Een geschil over de hoogte van het salaris voor een advocaat-stagiair heeft het kleine advocatenkantoor Lexius Advocatuur in Almere eerder dit jaar het faillissement ingejaagd. Dat blijkt uit het eerste openbaar faillissementsverslag van de curator.
Lexius Advocatuur wordt in juni 2017 opgericht en is eerst gevestigd in Amsterdam-Noord. In de periode voor het faillissement telt het kantoor naast de eigenaar nog twee werknemers, onder wie een advocaat-stagiair. De kantooreigenaar, voormalig advocaat Van Dijk, had zich in oktober vorig jaar laten uitschrijven van het tableau, aldus het verslag van curator Van der Grinten (Wieringa Advocaten).
Lexius Advocatuur voert een sociale praktijk. Het kantoor krijgt geregeld verzoeken om familierechtkwesties te behandelen, maar beschikt niet over een juiste inschrijving bij de Raad voor Rechtsbijstand en kan hierdoor geen toevoegingen aanvragen. In 2018 neemt de advocaat-eigenaar een beginnend advocaat-stagiair familierecht aan, maar aan het eind van het jaar ontstaat er een meningsverschil over het salaris.

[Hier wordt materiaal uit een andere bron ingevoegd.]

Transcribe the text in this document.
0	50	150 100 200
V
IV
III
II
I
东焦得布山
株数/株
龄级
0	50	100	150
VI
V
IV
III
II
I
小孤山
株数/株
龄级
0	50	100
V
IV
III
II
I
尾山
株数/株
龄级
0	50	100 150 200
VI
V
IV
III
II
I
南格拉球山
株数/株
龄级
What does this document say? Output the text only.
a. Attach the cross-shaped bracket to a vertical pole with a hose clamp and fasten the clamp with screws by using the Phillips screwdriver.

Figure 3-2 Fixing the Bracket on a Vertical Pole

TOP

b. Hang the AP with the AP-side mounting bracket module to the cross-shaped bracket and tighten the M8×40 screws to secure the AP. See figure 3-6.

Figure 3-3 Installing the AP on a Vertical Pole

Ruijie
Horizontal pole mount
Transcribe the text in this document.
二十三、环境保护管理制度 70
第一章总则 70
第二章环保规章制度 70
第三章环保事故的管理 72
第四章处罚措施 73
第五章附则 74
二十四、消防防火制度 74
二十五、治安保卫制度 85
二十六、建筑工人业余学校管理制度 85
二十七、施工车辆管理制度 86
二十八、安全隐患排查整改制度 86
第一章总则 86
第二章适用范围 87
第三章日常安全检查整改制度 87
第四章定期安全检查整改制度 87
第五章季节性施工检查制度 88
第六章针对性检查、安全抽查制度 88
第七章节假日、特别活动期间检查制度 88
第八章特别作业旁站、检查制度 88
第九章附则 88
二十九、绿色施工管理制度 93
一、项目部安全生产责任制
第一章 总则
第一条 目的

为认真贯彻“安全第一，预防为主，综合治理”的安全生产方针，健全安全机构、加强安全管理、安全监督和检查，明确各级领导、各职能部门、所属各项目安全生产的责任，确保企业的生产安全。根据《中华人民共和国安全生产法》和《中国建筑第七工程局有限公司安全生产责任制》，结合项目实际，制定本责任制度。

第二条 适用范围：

Na tussenkomst van de deken laat de advocaat zich begin oktober 2019 uitschrijven van het tableau. Waarom precies is niet duidelijk, maar hij heeft de bedoeling zijn kantoor om te vormen tot een juristenpraktijk. Het komt echter niet tot een akkoord met een van zijn grootste schuldeisers: de advocaat-stagiair. Die vordert niet veel later in een kort geding met succes de betaling van achterstallig loon.
Het is uiteindelijk softwareontwikkelaar HelloFlex die het faillissement van het kantoor aanvraagt. De kantooreigenaar verzette zich hier niet tegen, aldus een parafrase van zijn eigen woorden: ‘Toen HelloFlex het faillissement aanvroeg, heb ik geen verweer gevoerd omdat gefailleerde de loonvordering van de werknemer toch niet kon betalen en een faillissement daardoor onvermijdelijk was.’
De curator doet verder onderzoek naar de achtergrond van het faillissement. Ook wordt uit zijn verslag duidelijk dat er nog een procedure loopt tussen het kantoor en de Academie voor de Rechtspraktijk. Die claimt dat een online cursus nog niet is betaald, hoewel de advocaat stelt deze nooit te hebben gevolgd.